Now as regards the filling (as in the stuff inside, not how full it makes you. I’m using this word too much today). One thing I am going to try more of this year is cooking with seafood and fish. I don’t know why I don’t already. It’s not like we have a shortage of it here in Greece. So I thought I might try the lettuce wraps with a shrimp filling. And since I’m working on a series of vinegar recipes for sponsored posts over on the Greek side, I went for a sweet and sour sauce for my shrimp. I did however switch the white wine vinegar which you might normally find in sweet & sour, with balsamic. A balsamic with thyme honey in particular. The result was a lovely depth of flavour, and I’m glad I tried it. I hope you will too!

Ingredients

1 tsp olive oil

1 carrot, small, diced

1/2 red pepper, diced

a few lettuce leaves

1/2 mini cucumber, in matchstick sized pieces

2 Tbs tomato ketchup

1 Tbs balsamic vinegar (if you can find a variety with honey use that)

1 Tbs soy sauce

1 Tbs honey

1/4 tsp garlic paste

1/4 tsp ginger, ground

1/4 tsp pepper

1/8 tsp chilli flakes

1 ½ tsp corn flour

2 rings pineapple, tinned, chopped

170 gr shimp, pre-cooked and peeled (weight after prep)

1 Tbs syrup from the pineapple tin

few cashews, chopped

chives or spring onions to garnish, chopped finely

sesame seeds to garnish (optional)

Step 1

Heat a small frying pan over medium heat. When hot, add the oil, carrot and red pepper. Cook gently for 10 minutes till softened.
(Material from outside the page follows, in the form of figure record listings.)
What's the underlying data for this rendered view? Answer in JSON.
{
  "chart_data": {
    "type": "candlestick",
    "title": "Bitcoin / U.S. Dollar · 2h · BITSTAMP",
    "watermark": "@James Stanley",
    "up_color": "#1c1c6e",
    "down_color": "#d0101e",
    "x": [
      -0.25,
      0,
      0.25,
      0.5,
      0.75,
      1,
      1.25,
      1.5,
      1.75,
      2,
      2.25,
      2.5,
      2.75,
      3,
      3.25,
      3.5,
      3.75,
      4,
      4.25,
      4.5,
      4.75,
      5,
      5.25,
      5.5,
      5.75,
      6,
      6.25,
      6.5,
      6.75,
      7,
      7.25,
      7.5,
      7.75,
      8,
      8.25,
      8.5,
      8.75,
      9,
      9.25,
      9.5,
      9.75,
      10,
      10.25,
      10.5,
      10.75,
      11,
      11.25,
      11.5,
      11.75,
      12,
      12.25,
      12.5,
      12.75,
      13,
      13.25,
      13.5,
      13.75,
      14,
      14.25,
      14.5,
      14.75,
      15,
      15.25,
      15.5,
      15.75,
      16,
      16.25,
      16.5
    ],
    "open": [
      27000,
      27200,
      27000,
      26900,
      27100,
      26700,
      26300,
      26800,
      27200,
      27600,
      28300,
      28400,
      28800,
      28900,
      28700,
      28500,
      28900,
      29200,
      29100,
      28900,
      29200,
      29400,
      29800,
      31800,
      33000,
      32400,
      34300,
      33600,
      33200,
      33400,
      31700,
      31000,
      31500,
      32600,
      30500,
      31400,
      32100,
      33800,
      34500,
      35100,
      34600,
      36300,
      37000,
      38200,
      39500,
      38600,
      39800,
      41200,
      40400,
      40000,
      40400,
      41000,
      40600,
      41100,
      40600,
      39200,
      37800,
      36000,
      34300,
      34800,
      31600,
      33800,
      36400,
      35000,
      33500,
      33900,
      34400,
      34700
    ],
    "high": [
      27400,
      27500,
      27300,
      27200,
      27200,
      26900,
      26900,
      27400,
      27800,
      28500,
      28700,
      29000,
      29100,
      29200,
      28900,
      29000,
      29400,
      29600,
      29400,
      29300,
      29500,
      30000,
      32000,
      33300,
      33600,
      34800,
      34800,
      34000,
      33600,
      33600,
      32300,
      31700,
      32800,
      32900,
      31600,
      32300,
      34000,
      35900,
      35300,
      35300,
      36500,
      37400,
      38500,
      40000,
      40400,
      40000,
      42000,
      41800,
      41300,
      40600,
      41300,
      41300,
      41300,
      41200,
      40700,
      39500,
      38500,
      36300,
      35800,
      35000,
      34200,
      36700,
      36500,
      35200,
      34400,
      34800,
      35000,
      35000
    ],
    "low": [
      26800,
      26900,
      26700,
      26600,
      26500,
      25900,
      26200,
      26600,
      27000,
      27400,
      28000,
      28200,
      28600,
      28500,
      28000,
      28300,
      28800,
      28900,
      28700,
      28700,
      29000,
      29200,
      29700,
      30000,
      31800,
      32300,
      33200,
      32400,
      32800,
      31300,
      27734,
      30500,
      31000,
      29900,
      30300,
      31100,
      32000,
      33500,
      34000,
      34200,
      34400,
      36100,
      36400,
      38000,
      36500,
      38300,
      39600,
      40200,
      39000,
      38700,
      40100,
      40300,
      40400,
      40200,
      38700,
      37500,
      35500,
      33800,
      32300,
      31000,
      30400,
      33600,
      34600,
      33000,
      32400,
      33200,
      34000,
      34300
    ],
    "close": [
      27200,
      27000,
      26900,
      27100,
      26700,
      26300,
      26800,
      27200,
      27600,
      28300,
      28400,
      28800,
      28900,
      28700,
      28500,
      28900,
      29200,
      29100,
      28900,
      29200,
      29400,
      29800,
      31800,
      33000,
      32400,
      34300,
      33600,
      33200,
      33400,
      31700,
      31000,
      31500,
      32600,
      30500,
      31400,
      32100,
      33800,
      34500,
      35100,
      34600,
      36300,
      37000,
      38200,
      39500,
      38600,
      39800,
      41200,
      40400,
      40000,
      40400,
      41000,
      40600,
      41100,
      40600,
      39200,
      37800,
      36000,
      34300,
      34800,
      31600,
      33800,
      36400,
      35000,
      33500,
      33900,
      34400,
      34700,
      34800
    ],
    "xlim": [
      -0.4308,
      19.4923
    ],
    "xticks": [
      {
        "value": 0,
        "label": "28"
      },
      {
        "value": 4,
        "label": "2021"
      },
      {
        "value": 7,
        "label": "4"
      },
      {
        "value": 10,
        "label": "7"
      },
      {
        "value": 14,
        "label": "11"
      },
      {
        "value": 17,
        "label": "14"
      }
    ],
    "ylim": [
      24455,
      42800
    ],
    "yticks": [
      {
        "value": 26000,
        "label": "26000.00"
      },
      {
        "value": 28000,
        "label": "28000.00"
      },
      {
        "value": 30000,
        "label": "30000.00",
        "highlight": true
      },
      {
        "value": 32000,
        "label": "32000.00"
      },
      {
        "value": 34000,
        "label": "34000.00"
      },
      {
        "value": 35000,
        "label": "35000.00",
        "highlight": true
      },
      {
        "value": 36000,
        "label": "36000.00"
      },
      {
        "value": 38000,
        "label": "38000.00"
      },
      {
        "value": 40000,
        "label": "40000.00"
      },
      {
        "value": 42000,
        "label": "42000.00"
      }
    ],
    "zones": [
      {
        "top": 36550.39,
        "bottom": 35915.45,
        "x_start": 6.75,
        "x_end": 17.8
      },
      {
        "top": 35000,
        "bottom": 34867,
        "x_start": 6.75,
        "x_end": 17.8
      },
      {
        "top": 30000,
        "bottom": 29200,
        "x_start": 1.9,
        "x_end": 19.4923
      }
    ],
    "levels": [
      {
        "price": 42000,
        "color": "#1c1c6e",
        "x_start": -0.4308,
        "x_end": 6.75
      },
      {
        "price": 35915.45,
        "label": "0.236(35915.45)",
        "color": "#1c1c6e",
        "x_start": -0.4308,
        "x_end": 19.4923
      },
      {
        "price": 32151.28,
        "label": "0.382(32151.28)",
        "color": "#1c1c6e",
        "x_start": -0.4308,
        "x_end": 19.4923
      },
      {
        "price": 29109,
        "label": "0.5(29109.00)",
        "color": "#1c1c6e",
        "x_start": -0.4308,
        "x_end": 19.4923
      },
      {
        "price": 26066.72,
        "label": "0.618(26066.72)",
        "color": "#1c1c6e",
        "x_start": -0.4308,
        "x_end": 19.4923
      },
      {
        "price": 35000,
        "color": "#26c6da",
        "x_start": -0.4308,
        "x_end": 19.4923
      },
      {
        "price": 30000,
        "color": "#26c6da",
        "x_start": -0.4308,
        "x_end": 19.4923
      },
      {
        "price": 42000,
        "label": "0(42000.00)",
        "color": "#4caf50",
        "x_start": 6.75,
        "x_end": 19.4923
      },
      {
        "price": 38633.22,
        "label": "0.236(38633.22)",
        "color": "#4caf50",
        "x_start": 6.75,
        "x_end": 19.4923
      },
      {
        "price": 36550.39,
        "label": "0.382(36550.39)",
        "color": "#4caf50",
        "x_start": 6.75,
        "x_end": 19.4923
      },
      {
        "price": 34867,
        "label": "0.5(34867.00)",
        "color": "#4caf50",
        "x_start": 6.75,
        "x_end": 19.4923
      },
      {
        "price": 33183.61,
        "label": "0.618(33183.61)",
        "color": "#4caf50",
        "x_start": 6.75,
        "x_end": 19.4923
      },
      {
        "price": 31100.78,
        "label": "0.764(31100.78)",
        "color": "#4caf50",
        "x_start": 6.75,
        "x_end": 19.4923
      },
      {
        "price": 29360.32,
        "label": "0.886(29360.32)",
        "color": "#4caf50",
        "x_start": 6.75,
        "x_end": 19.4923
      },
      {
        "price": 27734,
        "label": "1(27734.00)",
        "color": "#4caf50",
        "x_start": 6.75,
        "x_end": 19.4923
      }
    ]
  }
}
Turn the heat down if needed to prevent veg from catching.

Step 2

In the meantime, arrange the lettuce leaves on a plate and top with the cucumber.

Step 3

Whisk the ketchup, balsamic, soy sauce, honey, garlic paste, ginger, pepper, chilli flakes and corn flour in a small bowl.

Step 4

After the 10 minutes are up, turn the heat back up to medium and add the pineapple. Cook for another 3-4 minutes. Turn to medium high and add the sauce. Stir into the veg and add the shrimp, stirring again to coat in the sauce. Add the pineapple syrup and the cashews and cook for two minutes till the shrimp is heated through.

Step 5

Spoon some filling onto the lettuce leaves and sprinkle with chives or spring onions, and sesame seeds. To eat, just roll up and enjoy!

Note: This shrimp with sweet & sour sauce would also be lovely with basmati or jasmine rice.